Later in the evening, I felt curious — and thought I go for a walk at the small boat harbor in search of the Just B. A fisherman had seen it out cruising around. He said it was a pretty big boat and likely at the City Dock.
So I drove to the dock, and there she was: a gleaming white, floating mansion. A room on the top deck was enclosed in glass. You could see exercise equipment inside. I wondered what it would be like to use the treadmill, gazing out onto the ocean.
I spotted one of the deck hands and called to him from the side of the dock. “Who owns this boat?” I asked. In his charming British accent, he politely declined to tell me — but did say he loved his job on the Just B, which he found on a SuperYacht listing. The young man said the Just B had come in from Hawaii. They had spent time in Kodiak, cruising the coast and got some amazing photos of bears with their drones.
Now this came as a surprise. He said the owners sail on the Just B for only a few weeks out of the year, but he was able to live and work on the yacht, year-round. He said there was enough work to keep the crew busy five days a week. He said they share sleeping quarters, but have a kitchen and a spacious living area.
From the dock, I could see a beautifully appointed outdoor living space on the lower deck of the stern, with nice sofas, big pillows.
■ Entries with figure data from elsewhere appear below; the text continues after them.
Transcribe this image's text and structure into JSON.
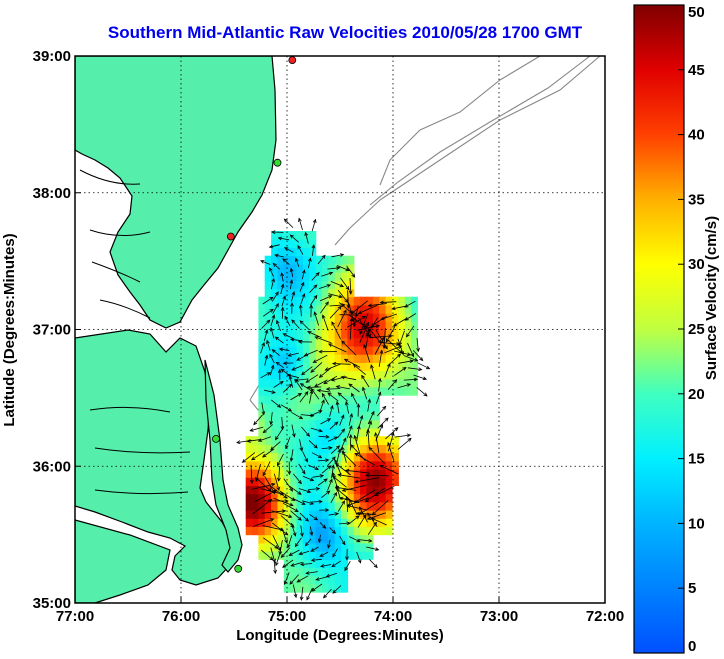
{
  "chart_data": {
    "type": "heatmap",
    "title": "Southern Mid-Atlantic Raw Velocities 2010/05/28 1700 GMT",
    "xlabel": "Longitude (Degrees:Minutes)",
    "ylabel": "Latitude (Degrees:Minutes)",
    "x_ticks": [
      "77:00",
      "76:00",
      "75:00",
      "74:00",
      "73:00",
      "72:00"
    ],
    "y_ticks": [
      "39:00",
      "38:00",
      "37:00",
      "36:00",
      "35:00"
    ],
    "xlim": [
      -77,
      -72
    ],
    "ylim": [
      35,
      39
    ],
    "grid": true,
    "colorbar": {
      "label": "Surface Velocity (cm/s)",
      "range": [
        0,
        50
      ],
      "ticks": [
        "0",
        "5",
        "10",
        "15",
        "20",
        "25",
        "30",
        "35",
        "40",
        "45",
        "50"
      ]
    },
    "stations": [
      {
        "lon": -74.95,
        "lat": 38.97,
        "color": "#ee2222"
      },
      {
        "lon": -75.09,
        "lat": 38.22,
        "color": "#33dd33"
      },
      {
        "lon": -75.53,
        "lat": 37.68,
        "color": "#ee2222"
      },
      {
        "lon": -75.67,
        "lat": 36.2,
        "color": "#33dd33"
      },
      {
        "lon": -75.46,
        "lat": 35.25,
        "color": "#33dd33"
      }
    ],
    "colors": {
      "land": "#55eeaa",
      "coast": "#000000",
      "bathymetry": "#888888",
      "title": "#0000ee"
    }
  }
}
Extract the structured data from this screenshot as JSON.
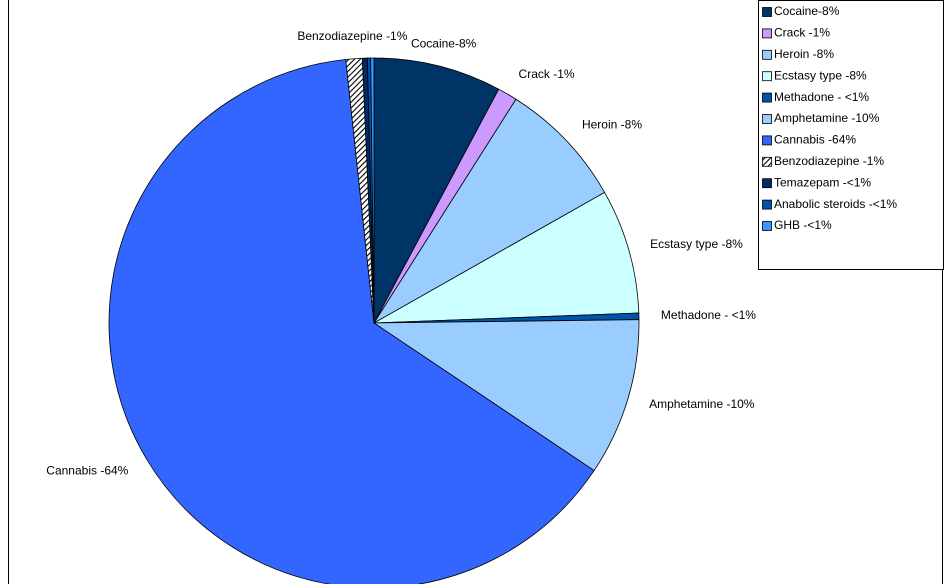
{
  "chart_data": {
    "type": "pie",
    "categories": [
      "Cocaine-8%",
      "Crack -1%",
      "Heroin -8%",
      "Ecstasy type -8%",
      "Methadone - <1%",
      "Amphetamine -10%",
      "Cannabis -64%",
      "Benzodiazepine -1%",
      "Temazepam -<1%",
      "Anabolic steroids -<1%",
      "GHB -<1%"
    ],
    "values": [
      7.8,
      1.2,
      7.8,
      7.6,
      0.4,
      9.6,
      63.9,
      1.0,
      0.3,
      0.2,
      0.2
    ],
    "colors": [
      "#003366",
      "#cc99ff",
      "#99ccff",
      "#ccffff",
      "#0055aa",
      "#99ccff",
      "#3366ff",
      "#ffffff",
      "#002a66",
      "#0050b0",
      "#3399ff"
    ],
    "patterns": [
      null,
      null,
      null,
      null,
      null,
      null,
      null,
      "diagonal",
      null,
      null,
      null
    ],
    "legend": "top-right"
  }
}
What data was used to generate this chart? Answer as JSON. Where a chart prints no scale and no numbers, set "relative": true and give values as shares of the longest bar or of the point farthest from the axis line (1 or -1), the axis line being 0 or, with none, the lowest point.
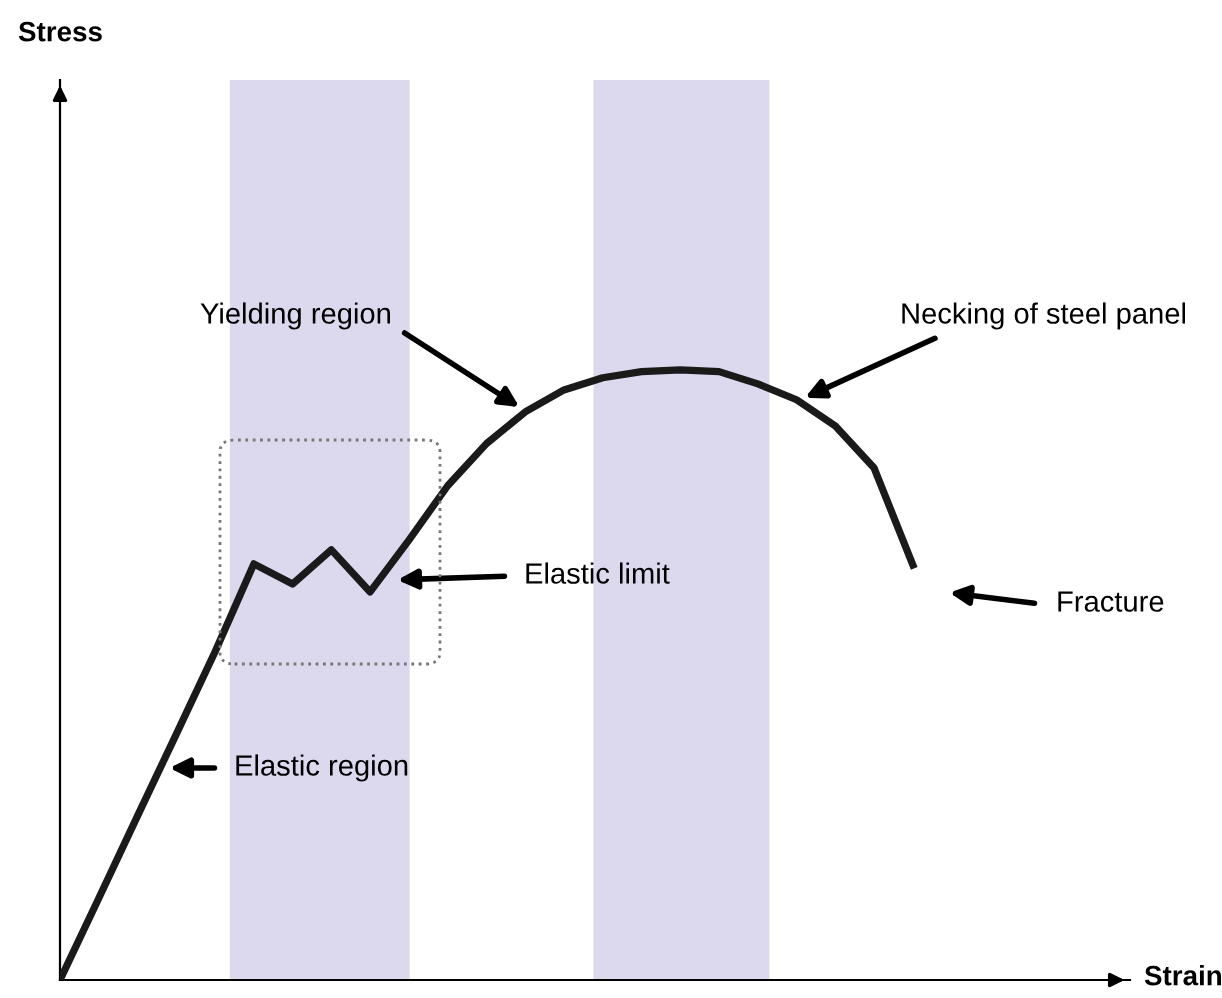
{
  "chart_data": {
    "type": "line",
    "relative": true,
    "categories": [
      null,
      null,
      null,
      null,
      null,
      null,
      null,
      null,
      null,
      null,
      null,
      null,
      null,
      null,
      null,
      null,
      null,
      null,
      null,
      null,
      null,
      null,
      null
    ],
    "series": [
      {
        "color": "#1a1a1a",
        "values": [
          0,
          0.134,
          0.269,
          0.403,
          0.538,
          0.682,
          0.649,
          0.705,
          0.636,
          0.721,
          0.81,
          0.879,
          0.931,
          0.967,
          0.987,
          0.997,
          1,
          0.997,
          0.977,
          0.951,
          0.908,
          0.839,
          0.68
        ]
      }
    ],
    "annotations": [
      "Yielding region",
      "Necking of steel panel",
      "Elastic limit",
      "Fracture",
      "Elastic region",
      "Stress",
      "Strain"
    ],
    "grid": false,
    "marker": "none",
    "line_style": "solid"
  }
}
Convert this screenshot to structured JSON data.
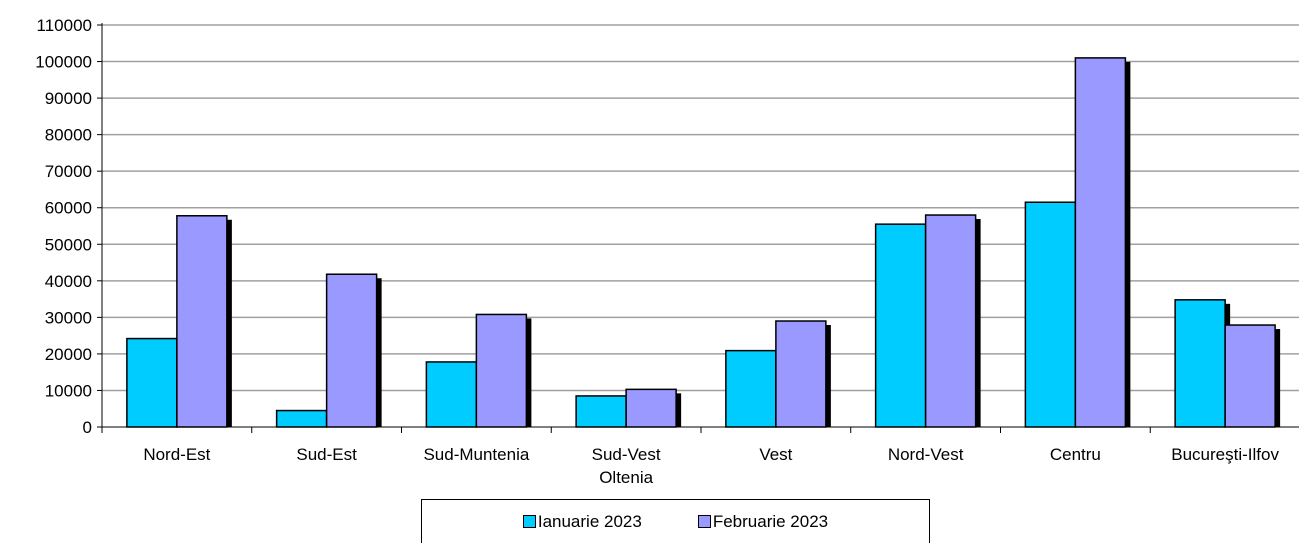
{
  "chart_data": {
    "type": "bar",
    "title": "",
    "xlabel": "",
    "ylabel": "",
    "ylim": [
      0,
      110000
    ],
    "yticks": [
      0,
      10000,
      20000,
      30000,
      40000,
      50000,
      60000,
      70000,
      80000,
      90000,
      100000,
      110000
    ],
    "grid": true,
    "legend_position": "bottom",
    "categories": [
      {
        "line1": "Nord-Est",
        "line2": ""
      },
      {
        "line1": "Sud-Est",
        "line2": ""
      },
      {
        "line1": "Sud-Muntenia",
        "line2": ""
      },
      {
        "line1": "Sud-Vest",
        "line2": "Oltenia"
      },
      {
        "line1": "Vest",
        "line2": ""
      },
      {
        "line1": "Nord-Vest",
        "line2": ""
      },
      {
        "line1": "Centru",
        "line2": ""
      },
      {
        "line1": "Bucureşti-Ilfov",
        "line2": ""
      }
    ],
    "series": [
      {
        "name": "Ianuarie 2023",
        "color": "#00ccff",
        "values": [
          24200,
          4500,
          17800,
          8500,
          20900,
          55500,
          61500,
          34800
        ]
      },
      {
        "name": "Februarie 2023",
        "color": "#9999ff",
        "values": [
          57800,
          41800,
          30800,
          10300,
          29000,
          58000,
          101000,
          27900
        ]
      }
    ]
  }
}
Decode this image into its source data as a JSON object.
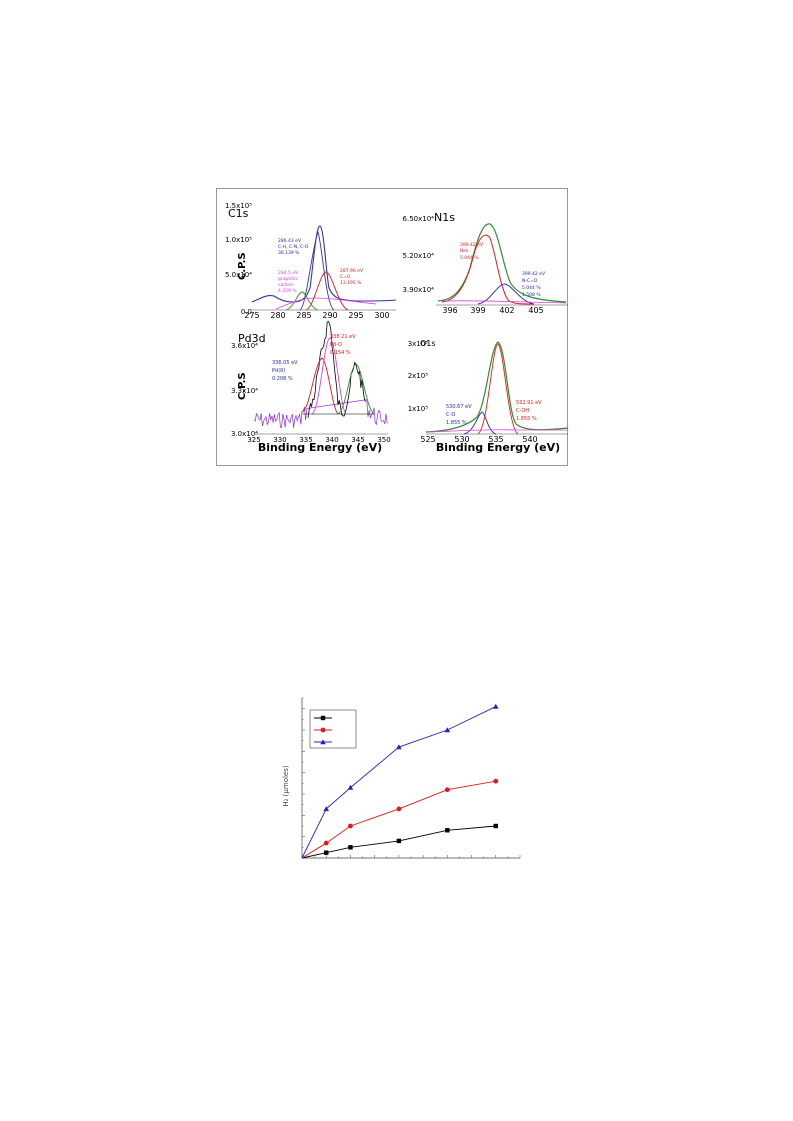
{
  "colors": {
    "frame": "#9a9a9a",
    "axis": "#444444",
    "envelope": "#2f8f2f",
    "blue": "#2323c8",
    "red": "#e01a1a",
    "magenta": "#e040e0",
    "purple": "#8a2be2",
    "black": "#000000",
    "navy": "#3333aa"
  },
  "xps_panels": {
    "x_axis_label": "Binding Energy (eV)",
    "c1s": {
      "title": "C1s",
      "y_axis_label": "C.P.S",
      "y_ticks": [
        "1.5x10⁵",
        "1.0x10⁵",
        "5.0x10⁴",
        "0.0"
      ],
      "x_ticks": [
        "275",
        "280",
        "285",
        "290",
        "295",
        "300"
      ],
      "peak1": [
        "286.43 eV",
        "C-H, C-N, C-O",
        "36.139 %"
      ],
      "peak2": [
        "287.90 eV",
        "C=O",
        "13.195 %"
      ],
      "peak3": [
        "284.5 eV",
        "graphitic",
        "carbon",
        "4.359 %"
      ]
    },
    "n1s": {
      "title": "N1s",
      "y_ticks": [
        "6.50x10⁴",
        "5.20x10⁴",
        "3.90x10⁴"
      ],
      "x_ticks": [
        "396",
        "399",
        "402",
        "405"
      ],
      "peak1": [
        "399.42 eV",
        "NH₂",
        "5.044 %"
      ],
      "peak2": [
        "399.42 eV",
        "N-C=O",
        "5.044 %",
        "1.508 %"
      ]
    },
    "pd3d": {
      "title": "Pd3d",
      "y_axis_label": "C.P.S",
      "y_ticks": [
        "3.6x10⁴",
        "3.3x10⁴",
        "3.0x10⁴"
      ],
      "x_ticks": [
        "325",
        "330",
        "335",
        "340",
        "345",
        "350"
      ],
      "peak1": [
        "336.05 eV",
        "Pd(0)",
        "0.208 %"
      ],
      "peak2": [
        "338.21 eV",
        "Pd-O",
        "0.154 %"
      ]
    },
    "o1s": {
      "title": "O1s",
      "y_ticks": [
        "3x10⁵",
        "2x10⁵",
        "1x10⁵"
      ],
      "x_ticks": [
        "525",
        "530",
        "535",
        "540"
      ],
      "peak1": [
        "530.67 eV",
        "C-O",
        "1.855 %"
      ],
      "peak2": [
        "532.91 eV",
        "C-OH",
        "1.855 %"
      ]
    }
  },
  "h2_chart": {
    "y_axis_label": "H₂ (µmoles)",
    "legend_labels": [
      "",
      "",
      ""
    ],
    "series": [
      {
        "marker": "square",
        "color": "#000000",
        "points": [
          [
            0,
            0
          ],
          [
            1,
            2.5
          ],
          [
            2,
            5
          ],
          [
            4,
            8
          ],
          [
            6,
            13
          ],
          [
            8,
            15
          ]
        ]
      },
      {
        "marker": "circle",
        "color": "#e01a1a",
        "points": [
          [
            0,
            0
          ],
          [
            1,
            7
          ],
          [
            2,
            15
          ],
          [
            4,
            23
          ],
          [
            6,
            32
          ],
          [
            8,
            36
          ]
        ]
      },
      {
        "marker": "triangle",
        "color": "#2323c8",
        "points": [
          [
            0,
            0
          ],
          [
            1,
            23
          ],
          [
            2,
            33
          ],
          [
            4,
            52
          ],
          [
            6,
            60
          ],
          [
            8,
            71
          ]
        ]
      }
    ],
    "xlim": [
      0,
      9
    ],
    "ylim": [
      0,
      75
    ]
  },
  "chart_data": [
    {
      "type": "line",
      "title": "C1s",
      "ylabel": "C.P.S",
      "xlabel": "Binding Energy (eV)",
      "xlim": [
        275,
        300
      ],
      "ylim": [
        0,
        150000
      ],
      "x_ticks": [
        275,
        280,
        285,
        290,
        295,
        300
      ],
      "peaks": [
        {
          "position_eV": 286.43,
          "assignment": "C-H, C-N, C-O",
          "percent": 36.139
        },
        {
          "position_eV": 287.9,
          "assignment": "C=O",
          "percent": 13.195
        },
        {
          "position_eV": 284.5,
          "assignment": "graphitic carbon",
          "percent": 4.359
        }
      ]
    },
    {
      "type": "line",
      "title": "N1s",
      "xlim": [
        394,
        406
      ],
      "ylim": [
        34000,
        68000
      ],
      "x_ticks": [
        396,
        399,
        402,
        405
      ],
      "peaks": [
        {
          "position_eV": 399.42,
          "assignment": "NH₂",
          "percent": 5.044
        },
        {
          "position_eV": 399.42,
          "assignment": "N-C=O",
          "percent": 5.044
        }
      ]
    },
    {
      "type": "line",
      "title": "Pd3d",
      "ylabel": "C.P.S",
      "xlabel": "Binding Energy (eV)",
      "xlim": [
        325,
        350
      ],
      "ylim": [
        30000,
        37000
      ],
      "x_ticks": [
        325,
        330,
        335,
        340,
        345,
        350
      ],
      "peaks": [
        {
          "position_eV": 336.05,
          "assignment": "Pd(0)",
          "percent": 0.208
        },
        {
          "position_eV": 338.21,
          "assignment": "Pd-O",
          "percent": 0.154
        }
      ]
    },
    {
      "type": "line",
      "title": "O1s",
      "xlabel": "Binding Energy (eV)",
      "xlim": [
        524,
        543
      ],
      "ylim": [
        50000,
        320000
      ],
      "x_ticks": [
        525,
        530,
        535,
        540
      ],
      "peaks": [
        {
          "position_eV": 530.67,
          "assignment": "C-O",
          "percent": 1.855
        },
        {
          "position_eV": 532.91,
          "assignment": "C-OH",
          "percent": 1.855
        }
      ]
    },
    {
      "type": "line",
      "ylabel": "H₂ (µmoles)",
      "xlim": [
        0,
        9
      ],
      "ylim": [
        0,
        75
      ],
      "series": [
        {
          "marker": "square",
          "x": [
            0,
            1,
            2,
            4,
            6,
            8
          ],
          "y": [
            0,
            2.5,
            5,
            8,
            13,
            15
          ]
        },
        {
          "marker": "circle",
          "x": [
            0,
            1,
            2,
            4,
            6,
            8
          ],
          "y": [
            0,
            7,
            15,
            23,
            32,
            36
          ]
        },
        {
          "marker": "triangle",
          "x": [
            0,
            1,
            2,
            4,
            6,
            8
          ],
          "y": [
            0,
            23,
            33,
            52,
            60,
            71
          ]
        }
      ]
    }
  ]
}
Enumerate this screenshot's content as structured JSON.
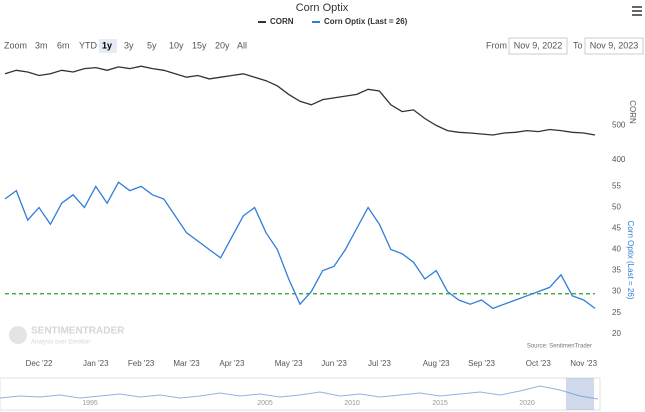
{
  "chart_data": [
    {
      "type": "line",
      "title": "Corn Optix",
      "series": [
        {
          "name": "CORN",
          "color": "#333333",
          "values": [
            650,
            660,
            655,
            645,
            650,
            660,
            655,
            665,
            668,
            660,
            670,
            665,
            672,
            665,
            660,
            650,
            640,
            645,
            635,
            640,
            645,
            650,
            640,
            630,
            615,
            590,
            570,
            560,
            575,
            580,
            585,
            590,
            605,
            600,
            560,
            540,
            545,
            520,
            500,
            485,
            480,
            478,
            475,
            472,
            478,
            480,
            485,
            482,
            488,
            485,
            480,
            478,
            472
          ]
        }
      ],
      "axis_title": "CORN",
      "ylim": [
        385,
        690
      ],
      "yticks": [
        400,
        500
      ]
    },
    {
      "type": "line",
      "categories": [
        null,
        null,
        null,
        "Dec '22",
        null,
        null,
        null,
        null,
        "Jan '23",
        null,
        null,
        null,
        "Feb '23",
        null,
        null,
        null,
        "Mar '23",
        null,
        null,
        null,
        "Apr '23",
        null,
        null,
        null,
        null,
        "May '23",
        null,
        null,
        null,
        "Jun '23",
        null,
        null,
        null,
        "Jul '23",
        null,
        null,
        null,
        null,
        "Aug '23",
        null,
        null,
        null,
        "Sep '23",
        null,
        null,
        null,
        null,
        "Oct '23",
        null,
        null,
        null,
        "Nov '23",
        null
      ],
      "series": [
        {
          "name": "Corn Optix (Last = 26)",
          "color": "#2f7ed8",
          "values": [
            52,
            54,
            47,
            50,
            46,
            51,
            53,
            50,
            55,
            51,
            56,
            54,
            55,
            53,
            52,
            48,
            44,
            42,
            40,
            38,
            43,
            48,
            50,
            44,
            40,
            33,
            27,
            30,
            35,
            36,
            40,
            45,
            50,
            46,
            40,
            39,
            37,
            33,
            35,
            30,
            28,
            27,
            28,
            26,
            27,
            28,
            29,
            30,
            31,
            34,
            29,
            28,
            26
          ]
        }
      ],
      "ylim": [
        18.5,
        57
      ],
      "yticks": [
        20,
        25,
        30,
        35,
        40,
        45,
        50,
        55
      ],
      "reference_line": {
        "value": 29.5,
        "color": "#2e9b2e"
      },
      "annotation": "Source: SentimenTrader"
    }
  ],
  "controls": {
    "zoom_label": "Zoom",
    "buttons": [
      "3m",
      "6m",
      "YTD",
      "1y",
      "3y",
      "5y",
      "10y",
      "15y",
      "20y",
      "All"
    ],
    "selected": "1y",
    "from_label": "From",
    "from": "Nov 9, 2022",
    "to_label": "To",
    "to": "Nov 9, 2023"
  },
  "watermark": {
    "brand": "SENTIMENTRADER",
    "tagline": "Analysis over Emotion"
  },
  "navigator": {
    "labels": [
      "1995",
      "2005",
      "2010",
      "2015",
      "2020"
    ]
  }
}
OK. Now I understand why the Just B needs an “interior supervisor.”
Suddenly I was distracted when a longliner pulled up next to the Just B — the Bristol Leader, a top cod fishing boat. The crew still had their rain pants on and were scrambling to wrap things up for the night.
The Bristol Leader and the Just B. Two ships in the night, so different in their respective missions. I pondered the contrast for a moment, and it all came down to this: No matter how rich, or how poor, we are the same in one way: we all need toilet paper.